Many people living with O.C.D. recognize that their obsessions and compulsions are not rational. Nevertheless, they still feel a strong need to perform the repetitive behaviour or mental compulsions. They may spend several hours every day focusing on their obsessions, performing seemingly senseless rituals. If left untreated, OCD can be chronic and can interfere with a person’s normal routine, schoolwork, job, family, or social activities. Proper treatment can help sufferers regain control over the illness and feel relief from the symptoms.

Living with O.C.D.It is common and normal for everyone to present certain obsessions and compulsions. However, once these obsessions and compulsions interfere in your everyday life it can be diagnosed as OCD. When untreated, OCD is a chronic illness and its level of severity varies depending on the presence of several obsessions and compulsions and the control the person has over them.
In order to know how severe the disorder is it is necessary to be clinically diagnosed.
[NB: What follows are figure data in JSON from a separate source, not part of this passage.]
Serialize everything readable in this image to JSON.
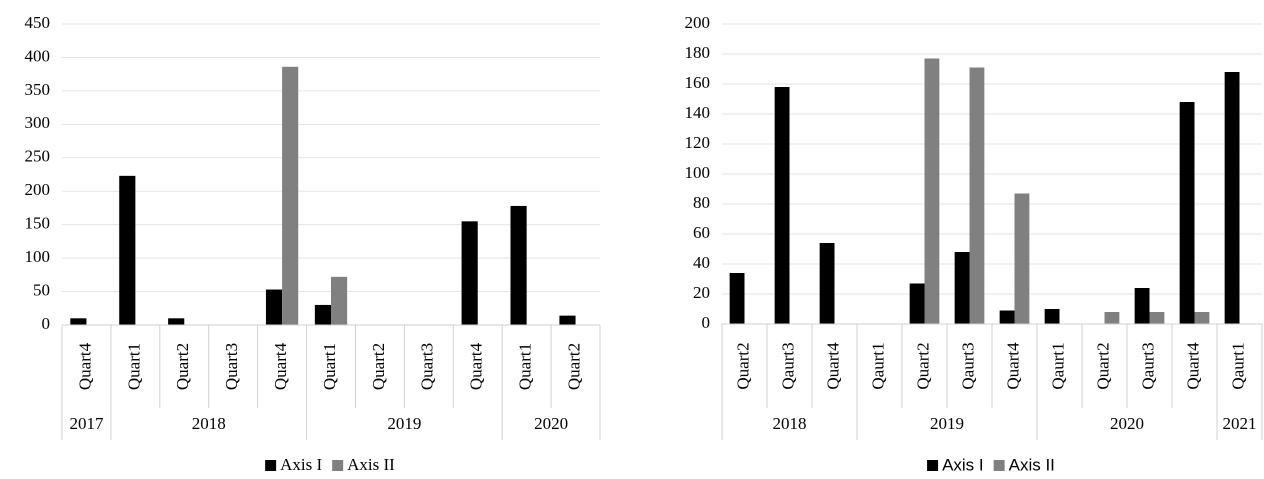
{
  "chart_data": [
    {
      "type": "bar",
      "font": "serif",
      "categories": [
        "Quart4",
        "Quart1",
        "Quart2",
        "Quart3",
        "Quart4",
        "Quart1",
        "Quart2",
        "Quart3",
        "Quart4",
        "Quart1",
        "Quart2"
      ],
      "x_groups": [
        "2017",
        "2018",
        null,
        null,
        null,
        "2019",
        null,
        null,
        null,
        "2020",
        null
      ],
      "series": [
        {
          "name": "Axis I",
          "color": "#000000",
          "values": [
            10,
            223,
            10,
            0,
            53,
            30,
            0,
            0,
            155,
            178,
            14
          ]
        },
        {
          "name": "Axis II",
          "color": "#808080",
          "values": [
            0,
            0,
            0,
            0,
            386,
            72,
            0,
            0,
            0,
            0,
            0
          ]
        }
      ],
      "ylim": [
        0,
        450
      ],
      "yticks": [
        0,
        50,
        100,
        150,
        200,
        250,
        300,
        350,
        400,
        450
      ],
      "grid": true,
      "legend": "bottom"
    },
    {
      "type": "bar",
      "font": "sans-serif",
      "categories": [
        "Quart2",
        "Qaurt3",
        "Quart4",
        "Qaurt1",
        "Quart2",
        "Qaurt3",
        "Quart4",
        "Qaurt1",
        "Quart2",
        "Qaurt3",
        "Quart4",
        "Qaurt1"
      ],
      "x_groups": [
        "2018",
        null,
        null,
        "2019",
        null,
        null,
        null,
        "2020",
        null,
        null,
        null,
        "2021"
      ],
      "series": [
        {
          "name": "Axis I",
          "color": "#000000",
          "values": [
            34,
            158,
            54,
            0,
            27,
            48,
            9,
            10,
            0,
            24,
            148,
            168
          ]
        },
        {
          "name": "Axis II",
          "color": "#808080",
          "values": [
            0,
            0,
            0,
            0,
            177,
            171,
            87,
            0,
            8,
            8,
            8,
            0
          ]
        }
      ],
      "ylim": [
        0,
        200
      ],
      "yticks": [
        0,
        20,
        40,
        60,
        80,
        100,
        120,
        140,
        160,
        180,
        200
      ],
      "grid": true,
      "legend": "bottom"
    }
  ]
}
On diagnosis I committed to therapy and have not looked back since. I acquired a certain set of skills to help deal with the illness. Cognitive Behavioural Therapy (CBT) taught me how to cope with my compulsions and left me with a certain set of skills that I can use to reduce compulsive and obsessive urgings. Where once I feared my thoughts, I now accept them and understand that they are in no way detrimental to me living a full and active life. I have moved on with my life because I now understand the illness and have learnt to accept it as part of my life.

Right now, I feel free and liberated as I write this personal story of how I overcame living with O.C.D. I see it as having survived from a battle where I was set as the underdog all through those lost years of anguish and sorrow. I survived and can now tell my story and there is a great joy attached to the realisation that my words may help someone, someday, somewhere, find the courage to talk about their OCD experiences and find the necessary help that will provide multiple coping mechanisms to carry along with them as they set out on an exciting and new chapter in their lives.

OCD need never control your life again once you learn how to control it. Become the CEO of your own life and allow the felt feelings of others into your heart and before you know it, you will rediscover, the beautiful in you again.